A portrait of the artist as a young angler? 

P II. 1148: that Peter Pickackafox beside him was his eldest son

In A Portrait of the Artist as a Young Man Joyce makes use of an excursion to Cork with his father in 1893 to wind up the sale of his remaining property there. On that nostalgic occasion Simon Dedalus “told the same tale” to everyone he met in his birthplace, referring to his son as “Peter Pickackafax”, or "Pickackafox" as the Gabler edition interprets Joyce's handwriting in the fair copy of the manuscript.

   Whatever the intended spelling was, the source for this seemingly embarrassing parental joke was hidden for more than a century because of an unintended spelling or pronunciation error.
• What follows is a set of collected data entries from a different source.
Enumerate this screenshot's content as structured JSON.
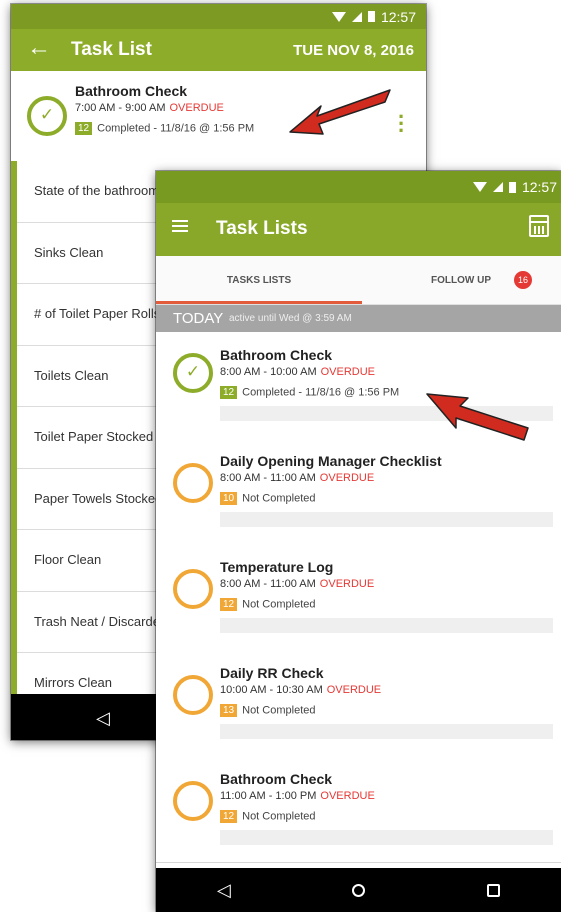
{
  "colors": {
    "brand_green": "#8dac2a",
    "status_green": "#7d9a23",
    "overdue_red": "#e53935",
    "pending_orange": "#f0a736",
    "tab_indicator": "#e25c3b",
    "arrow_red": "#d12b1f"
  },
  "back_screen": {
    "status_bar": {
      "time": "12:57"
    },
    "app_bar": {
      "back_icon": "arrow-left-icon",
      "title": "Task List",
      "date": "TUE NOV 8, 2016"
    },
    "task": {
      "title": "Bathroom Check",
      "time": "7:00 AM - 9:00 AM",
      "overdue": "OVERDUE",
      "count": "12",
      "status": "Completed - 11/8/16 @ 1:56 PM",
      "menu_icon": "more-vert-icon"
    },
    "questions": [
      "State of the bathroom",
      "Sinks Clean",
      "# of Toilet Paper Rolls",
      "Toilets Clean",
      "Toilet Paper Stocked",
      "Paper Towels Stocked",
      "Floor Clean",
      "Trash Neat / Discarded",
      "Mirrors Clean"
    ],
    "nav": {
      "back": "◁"
    }
  },
  "front_screen": {
    "status_bar": {
      "time": "12:57"
    },
    "app_bar": {
      "title": "Task Lists",
      "menu_icon": "menu-icon",
      "calendar_icon": "calendar-icon"
    },
    "tabs": [
      {
        "label": "TASKS LISTS",
        "active": true
      },
      {
        "label": "FOLLOW UP",
        "badge": "16"
      }
    ],
    "section": {
      "label": "TODAY",
      "sublabel": "active until Wed @ 3:59 AM"
    },
    "tasks": [
      {
        "title": "Bathroom Check",
        "time": "8:00 AM - 10:00 AM",
        "overdue": "OVERDUE",
        "count": "12",
        "status": "Completed - 11/8/16 @ 1:56 PM",
        "completed": true
      },
      {
        "title": "Daily Opening Manager Checklist",
        "time": "8:00 AM - 11:00 AM",
        "overdue": "OVERDUE",
        "count": "10",
        "status": "Not Completed",
        "completed": false
      },
      {
        "title": "Temperature Log",
        "time": "8:00 AM - 11:00 AM",
        "overdue": "OVERDUE",
        "count": "12",
        "status": "Not Completed",
        "completed": false
      },
      {
        "title": "Daily RR Check",
        "time": "10:00 AM - 10:30 AM",
        "overdue": "OVERDUE",
        "count": "13",
        "status": "Not Completed",
        "completed": false
      },
      {
        "title": "Bathroom Check",
        "time": "11:00 AM - 1:00 PM",
        "overdue": "OVERDUE",
        "count": "12",
        "status": "Not Completed",
        "completed": false
      }
    ],
    "nav": {
      "back": "◁"
    }
  }
}
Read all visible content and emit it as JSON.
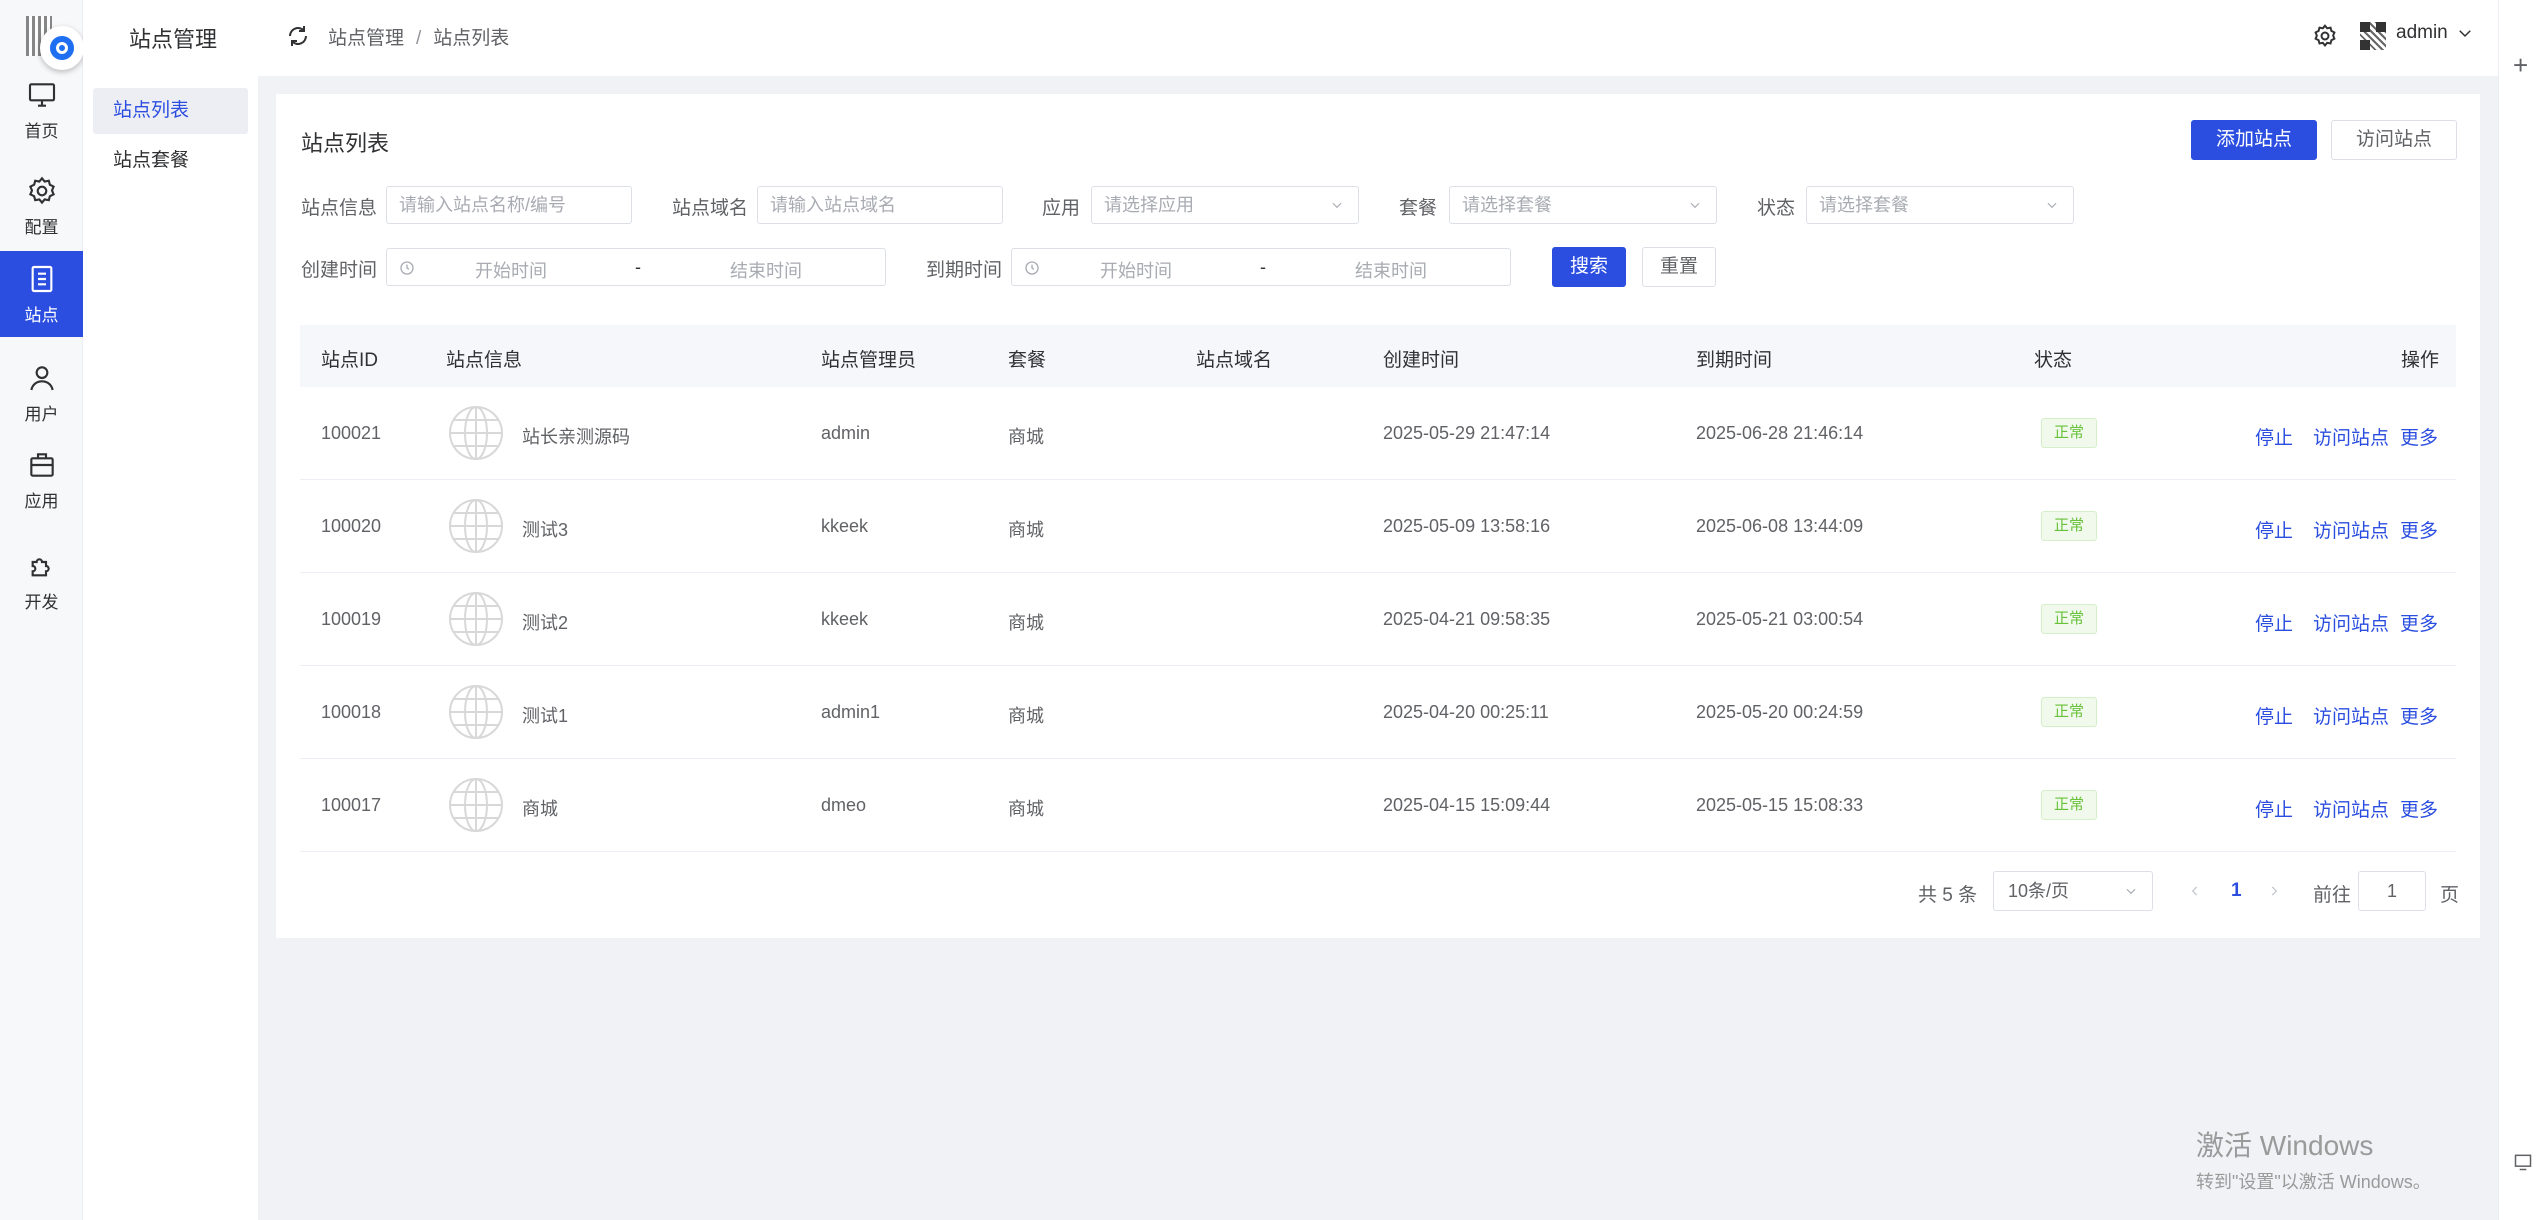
{
  "rail": {
    "items": [
      {
        "label": "首页",
        "icon": "monitor-icon"
      },
      {
        "label": "配置",
        "icon": "gear-icon"
      },
      {
        "label": "站点",
        "icon": "document-icon"
      },
      {
        "label": "用户",
        "icon": "user-icon"
      },
      {
        "label": "应用",
        "icon": "briefcase-icon"
      },
      {
        "label": "开发",
        "icon": "puzzle-icon"
      }
    ],
    "active_index": 2
  },
  "submenu": {
    "title": "站点管理",
    "items": [
      {
        "label": "站点列表"
      },
      {
        "label": "站点套餐"
      }
    ]
  },
  "header": {
    "breadcrumb": [
      "站点管理",
      "站点列表"
    ],
    "breadcrumb_sep": "/",
    "user_name": "admin"
  },
  "card": {
    "title": "站点列表",
    "add_button": "添加站点",
    "visit_button": "访问站点"
  },
  "filters": {
    "site_info": {
      "label": "站点信息",
      "placeholder": "请输入站点名称/编号"
    },
    "domain": {
      "label": "站点域名",
      "placeholder": "请输入站点域名"
    },
    "app": {
      "label": "应用",
      "placeholder": "请选择应用"
    },
    "package": {
      "label": "套餐",
      "placeholder": "请选择套餐"
    },
    "status": {
      "label": "状态",
      "placeholder": "请选择套餐"
    },
    "create_time": {
      "label": "创建时间",
      "start": "开始时间",
      "end": "结束时间",
      "sep": "-"
    },
    "expire_time": {
      "label": "到期时间",
      "start": "开始时间",
      "end": "结束时间",
      "sep": "-"
    },
    "search_button": "搜索",
    "reset_button": "重置"
  },
  "table": {
    "columns": [
      "站点ID",
      "站点信息",
      "站点管理员",
      "套餐",
      "站点域名",
      "创建时间",
      "到期时间",
      "状态",
      "操作"
    ],
    "rows": [
      {
        "id": "100021",
        "name": "站长亲测源码",
        "admin": "admin",
        "package": "商城",
        "domain": "",
        "created": "2025-05-29 21:47:14",
        "expires": "2025-06-28 21:46:14",
        "status": "正常"
      },
      {
        "id": "100020",
        "name": "测试3",
        "admin": "kkeek",
        "package": "商城",
        "domain": "",
        "created": "2025-05-09 13:58:16",
        "expires": "2025-06-08 13:44:09",
        "status": "正常"
      },
      {
        "id": "100019",
        "name": "测试2",
        "admin": "kkeek",
        "package": "商城",
        "domain": "",
        "created": "2025-04-21 09:58:35",
        "expires": "2025-05-21 03:00:54",
        "status": "正常"
      },
      {
        "id": "100018",
        "name": "测试1",
        "admin": "admin1",
        "package": "商城",
        "domain": "",
        "created": "2025-04-20 00:25:11",
        "expires": "2025-05-20 00:24:59",
        "status": "正常"
      },
      {
        "id": "100017",
        "name": "商城",
        "admin": "dmeo",
        "package": "商城",
        "domain": "",
        "created": "2025-04-15 15:09:44",
        "expires": "2025-05-15 15:08:33",
        "status": "正常"
      }
    ],
    "actions": {
      "stop": "停止",
      "visit": "访问站点",
      "more": "更多"
    }
  },
  "pagination": {
    "total": "共 5 条",
    "page_size": "10条/页",
    "current_page": "1",
    "goto_label": "前往",
    "goto_value": "1",
    "page_unit": "页"
  },
  "watermark": {
    "line1": "激活 Windows",
    "line2": "转到\"设置\"以激活 Windows。"
  },
  "colors": {
    "primary": "#2b4ee0",
    "success": "#67c23a",
    "background": "#f0f2f5"
  }
}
We are reminded of “My excellent friend Bombados".1

Pickackafax: illustration preceding title-page

      In 1854 Francis Francis (1822–86) published a 192-page "humorous tale written in heroic couplets" that "won considerable acclaim”, according to an article about Francis in the Salmon and Trout Magazine (1985), p. 28.2 

  The title of this versified novel was Pickackifax: a novel, in rhyme. Little could Simon Dedalus have foreseen that the starveling poet’s name he used in jest was to be a prophesy of his son’s fate in Paris about ten years later.
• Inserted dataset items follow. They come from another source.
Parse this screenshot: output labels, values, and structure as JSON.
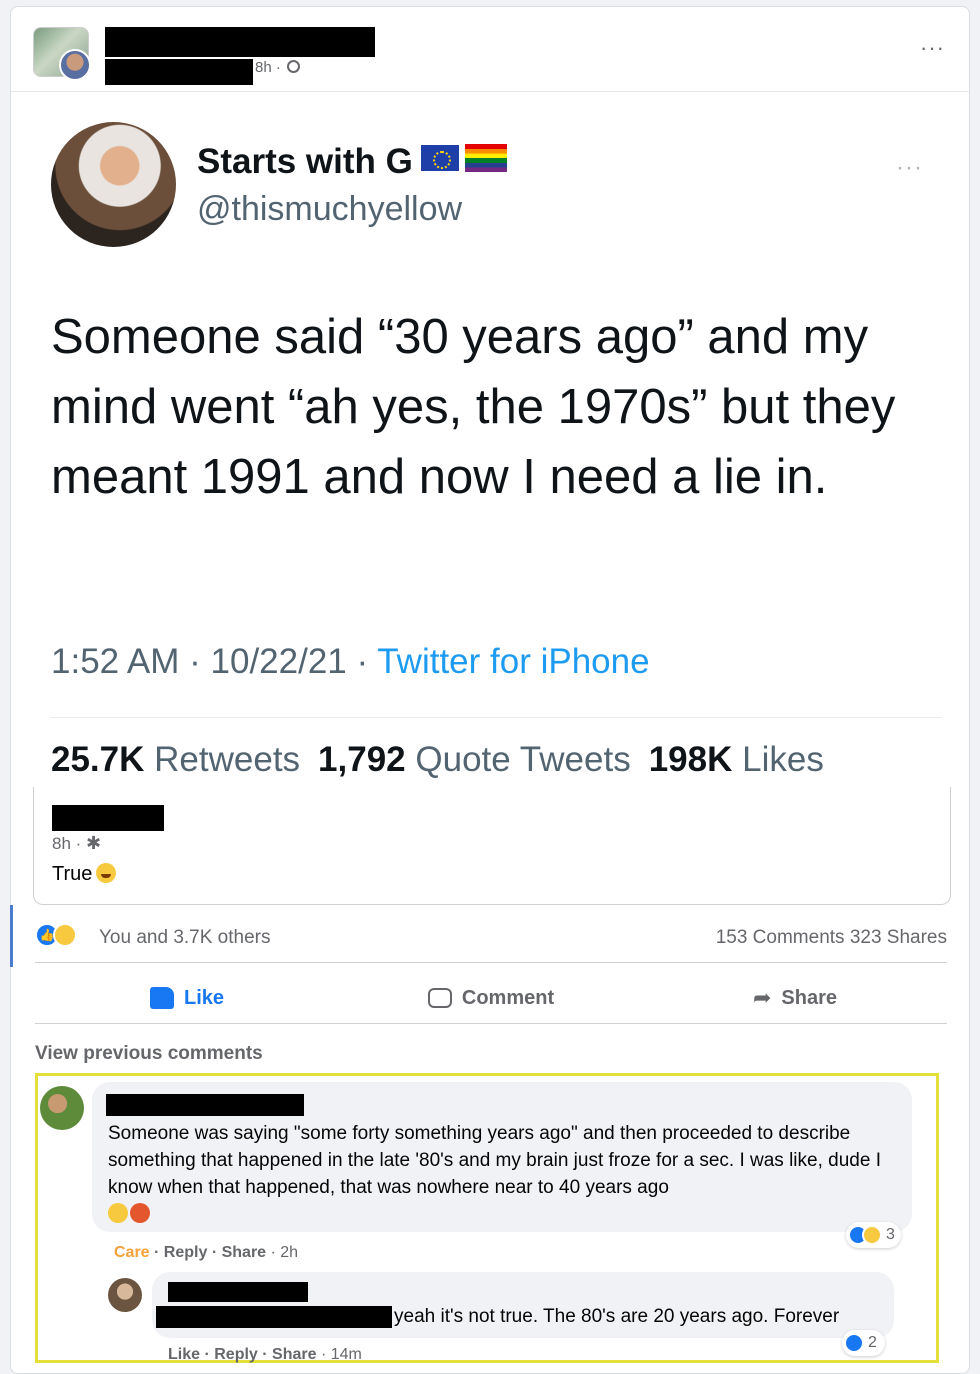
{
  "post": {
    "timestamp": "8h",
    "privacy_icon": "globe-icon",
    "more_icon": "more-options-icon"
  },
  "tweet": {
    "name": "Starts with G",
    "handle": "@thismuchyellow",
    "flags": [
      "eu-flag-icon",
      "rainbow-flag-icon"
    ],
    "text": "Someone said “30 years ago” and my mind went “ah yes, the 1970s” but they meant 1991 and now I need a lie in.",
    "time": "1:52 AM · 10/22/21 · ",
    "source": "Twitter for iPhone",
    "stats": {
      "retweets_count": "25.7K",
      "retweets_label": "Retweets",
      "quotes_count": "1,792",
      "quotes_label": "Quote Tweets",
      "likes_count": "198K",
      "likes_label": "Likes"
    }
  },
  "caption": {
    "timestamp": "8h · ",
    "text": "True"
  },
  "reactions": {
    "summary": "You and 3.7K others",
    "counts": "153 Comments  323 Shares"
  },
  "actions": {
    "like": "Like",
    "comment": "Comment",
    "share": "Share"
  },
  "view_previous": "View previous comments",
  "comments": [
    {
      "text": "Someone was saying \"some forty something years ago\" and then proceeded to describe something that happened in the late '80's and my brain just froze for a sec. I was like, dude I know when that happened, that was nowhere near to 40 years ago",
      "reaction_count": "3",
      "meta_care": "Care",
      "meta_reply": " · Reply · ",
      "meta_share": "Share",
      "meta_time": " · 2h"
    },
    {
      "text": "yeah it's not true. The 80's are 20 years ago. Forever",
      "reaction_count": "2",
      "meta_like": "Like",
      "meta_reply": " · Reply · ",
      "meta_share": "Share",
      "meta_time": " · 14m"
    }
  ],
  "colors": {
    "facebook_blue": "#1877f2",
    "twitter_blue": "#1d9bf0",
    "highlight": "#e6df3a"
  }
}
  The name “Pickackifax” was most likely inspired by the pseudonym Zoilus Pickackifax, Esq., used by the author of an 1828 satirical poem or “cyclographic ode” entitled The Precursor Council, or The expulsion of the self-elected (which includes a poem “Portrait of Daniel O’Connell, Esq. MP). Judging from remarks in his Sporting Sketches with Pen and Pencil (1878, p. 30),  Francis knew O’Connell and as “fair classical scholar” would have been able to appreciate the sophisticated satire.3 

      As the forename of Francis’s hero is not “Peter”, John Stanislaus or Simon Dedalus may have just enjoyed the alliteration (as in “Peter Parley”).

 

Harald Beck

Footnotes

1 P, III. 127 “My excellent friend Bombados”. The quotation is from Pepita,  a comic opera in three acts, by Charles Lecocq. The character's name should read "Bombardos".  See: Harald Beck, "My Excellent Friend Bombados", in James Joyce Broadsheet 83, June 2009, p. 3.


2 Francis (born Francis Morgan) was an enthusiastic angler who wrote extensively on the sport (see his article in ODNB). He served as angling editor of the Field for twenty-five years from 1856. His best-known publication was A book of angling: being a complete treatise on the art of angling in every branch (1867). It is only thanks to the fact that the article in the Salmon and Trout Magazine of 1985 made the same spelling mistake with “Pickackafax” it was possible to solve this crux. See also W. Senior (“The Red Spinner”), “The Work of Francis Francis”, in The Piscatorial Society’s Papers (1890) , vol. I, p. 70ff.


3 "Francis Francis”, in Leslie Stephen (ed.,) Dictionary of National Biography, vol.  XX, p. 165.